Forbes recently published Co-Founder and Managing Partner Harry Nelson‘s article concerning the outlook of the National Prescription Opioid Litigation. The litigation was set in motion with March 2019’s $275 Million Settlement to the State of Oklahoma in its lawsuit against Purdue Pharma.
From the article:
As the fall approaches, anticipation is growing for a breakthrough in the National Prescription Opiate Litigation, the 1,800 combined cases before Judge Dan Polster. The cases accuse Purdue Pharma and other drug manufacturers, along with drug distributors like McKesson, AmerisourceBergen, and Cardinal Health and national pharmacies of responsibility for opioid-related harm.
With the first trial in this behemoth case just months away (October 2019), the expectation has been that the opioid litigation will follow the patterns of previous high-profile cases like Big Tobacco or the NFL Concussion cases, reaching a comprehensive settlement before trial. Though Judge Polster has kept the underlying facts out of public view by allowing the defendants to file materials under seal, the parties have made noteworthy efforts to publicize an anticipated settlement framework. The proposal would pull nearly 25,000 cities and counties nationwide (of whom roughly fewer than 7% are currently parties to the litigation) into a negotiation class, betting that few would opt out based on litigation costs. The theory is that this would give the defendants some security by foreclosing the possibility of future suits by municipalities not yet participating in the proceedings. The differential share of opioid harms at different times and places around the country could be allocated with an interactive map establishing each local government’s expected share of any proposed settlement.

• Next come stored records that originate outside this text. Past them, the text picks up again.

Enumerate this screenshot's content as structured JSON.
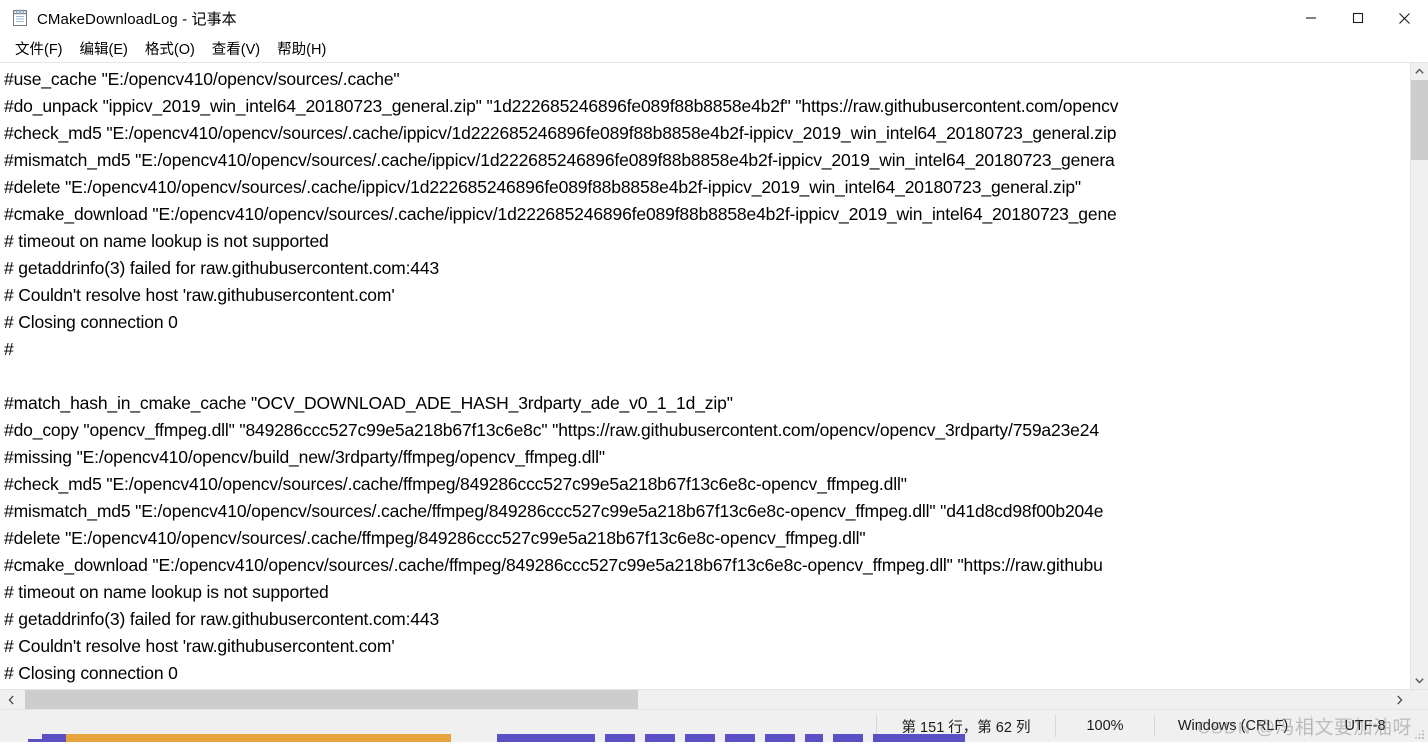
{
  "window": {
    "title": "CMakeDownloadLog - 记事本",
    "icon": "notepad-icon",
    "controls": {
      "minimize": "−",
      "maximize": "□",
      "close": "✕"
    }
  },
  "menubar": {
    "items": [
      {
        "label": "文件(F)",
        "name": "menu-file"
      },
      {
        "label": "编辑(E)",
        "name": "menu-edit"
      },
      {
        "label": "格式(O)",
        "name": "menu-format"
      },
      {
        "label": "查看(V)",
        "name": "menu-view"
      },
      {
        "label": "帮助(H)",
        "name": "menu-help"
      }
    ]
  },
  "editor": {
    "lines": [
      "#use_cache \"E:/opencv410/opencv/sources/.cache\"",
      "#do_unpack \"ippicv_2019_win_intel64_20180723_general.zip\" \"1d222685246896fe089f88b8858e4b2f\" \"https://raw.githubusercontent.com/opencv",
      "#check_md5 \"E:/opencv410/opencv/sources/.cache/ippicv/1d222685246896fe089f88b8858e4b2f-ippicv_2019_win_intel64_20180723_general.zip",
      "#mismatch_md5 \"E:/opencv410/opencv/sources/.cache/ippicv/1d222685246896fe089f88b8858e4b2f-ippicv_2019_win_intel64_20180723_genera",
      "#delete \"E:/opencv410/opencv/sources/.cache/ippicv/1d222685246896fe089f88b8858e4b2f-ippicv_2019_win_intel64_20180723_general.zip\"",
      "#cmake_download \"E:/opencv410/opencv/sources/.cache/ippicv/1d222685246896fe089f88b8858e4b2f-ippicv_2019_win_intel64_20180723_gene",
      "# timeout on name lookup is not supported",
      "# getaddrinfo(3) failed for raw.githubusercontent.com:443",
      "# Couldn't resolve host 'raw.githubusercontent.com'",
      "# Closing connection 0",
      "#",
      "",
      "#match_hash_in_cmake_cache \"OCV_DOWNLOAD_ADE_HASH_3rdparty_ade_v0_1_1d_zip\"",
      "#do_copy \"opencv_ffmpeg.dll\" \"849286ccc527c99e5a218b67f13c6e8c\" \"https://raw.githubusercontent.com/opencv/opencv_3rdparty/759a23e24",
      "#missing \"E:/opencv410/opencv/build_new/3rdparty/ffmpeg/opencv_ffmpeg.dll\"",
      "#check_md5 \"E:/opencv410/opencv/sources/.cache/ffmpeg/849286ccc527c99e5a218b67f13c6e8c-opencv_ffmpeg.dll\"",
      "#mismatch_md5 \"E:/opencv410/opencv/sources/.cache/ffmpeg/849286ccc527c99e5a218b67f13c6e8c-opencv_ffmpeg.dll\" \"d41d8cd98f00b204e",
      "#delete \"E:/opencv410/opencv/sources/.cache/ffmpeg/849286ccc527c99e5a218b67f13c6e8c-opencv_ffmpeg.dll\"",
      "#cmake_download \"E:/opencv410/opencv/sources/.cache/ffmpeg/849286ccc527c99e5a218b67f13c6e8c-opencv_ffmpeg.dll\" \"https://raw.githubu",
      "# timeout on name lookup is not supported",
      "# getaddrinfo(3) failed for raw.githubusercontent.com:443",
      "# Couldn't resolve host 'raw.githubusercontent.com'",
      "# Closing connection 0"
    ]
  },
  "scrollbars": {
    "vertical": {
      "up_arrow": "⌃",
      "down_arrow": "⌄"
    },
    "horizontal": {
      "left_arrow": "❮",
      "right_arrow": "❯"
    }
  },
  "statusbar": {
    "position": "第 151 行，第 62 列",
    "zoom": "100%",
    "line_ending": "Windows (CRLF)",
    "encoding": "UTF-8"
  },
  "watermark": {
    "brand": "CSDN",
    "user": "@冯相文要加油呀"
  },
  "colors": {
    "window_bg": "#ffffff",
    "chrome_bg": "#f0f0f0",
    "text": "#000000",
    "scroll_thumb": "#cdcdcd",
    "accent": "#5b4fc4",
    "taskbar_orange": "#e8a33d"
  }
}
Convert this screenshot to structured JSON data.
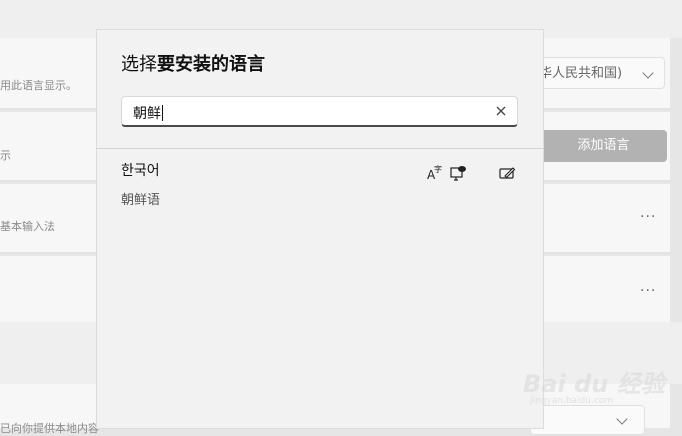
{
  "background": {
    "display_language_hint": "用此语言显示。",
    "region_value": "华人民共和国)",
    "row2_hint": "示",
    "add_language_label": "添加语言",
    "row3_hint": "基本输入法",
    "more_label": "···",
    "bottom_hint": "已向你提供本地内容"
  },
  "dialog": {
    "title_prefix": "选择",
    "title_bold": "要安装的语言",
    "search": {
      "value": "朝鲜",
      "clear_icon": "close-icon"
    },
    "results": [
      {
        "native_name": "한국어",
        "localized_name": "朝鲜语",
        "features": [
          "text-to-speech-icon",
          "display-language-icon",
          "handwriting-icon"
        ]
      }
    ]
  },
  "watermark": {
    "main": "Bai du 经验",
    "sub": "jingyan.baidu.com"
  }
}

Despite the attention the proposal has garnered, any anticipation of a Big Tobacco or NFL concussion-style settlement in the opioid cases misses a key difference in the cases. Both cases involved a single class of plaintiffs – 46 state attorneys general in the Tobacco case and NFL players in the concussion case. That made for relatively simple settlements. By contrast, the opioid litigation involves multiple, distinct groups of plaintiffs competing for settlement dollars for different kinds of harm: not just states, but local governments, Native American tribes, hospitals, unions, and potentially many others. The cases allege that governments and other plaintiffs were harmed by the distinct costs of law enforcement, public health, emergency response, and medical care for overdose victims and people struggling with addiction.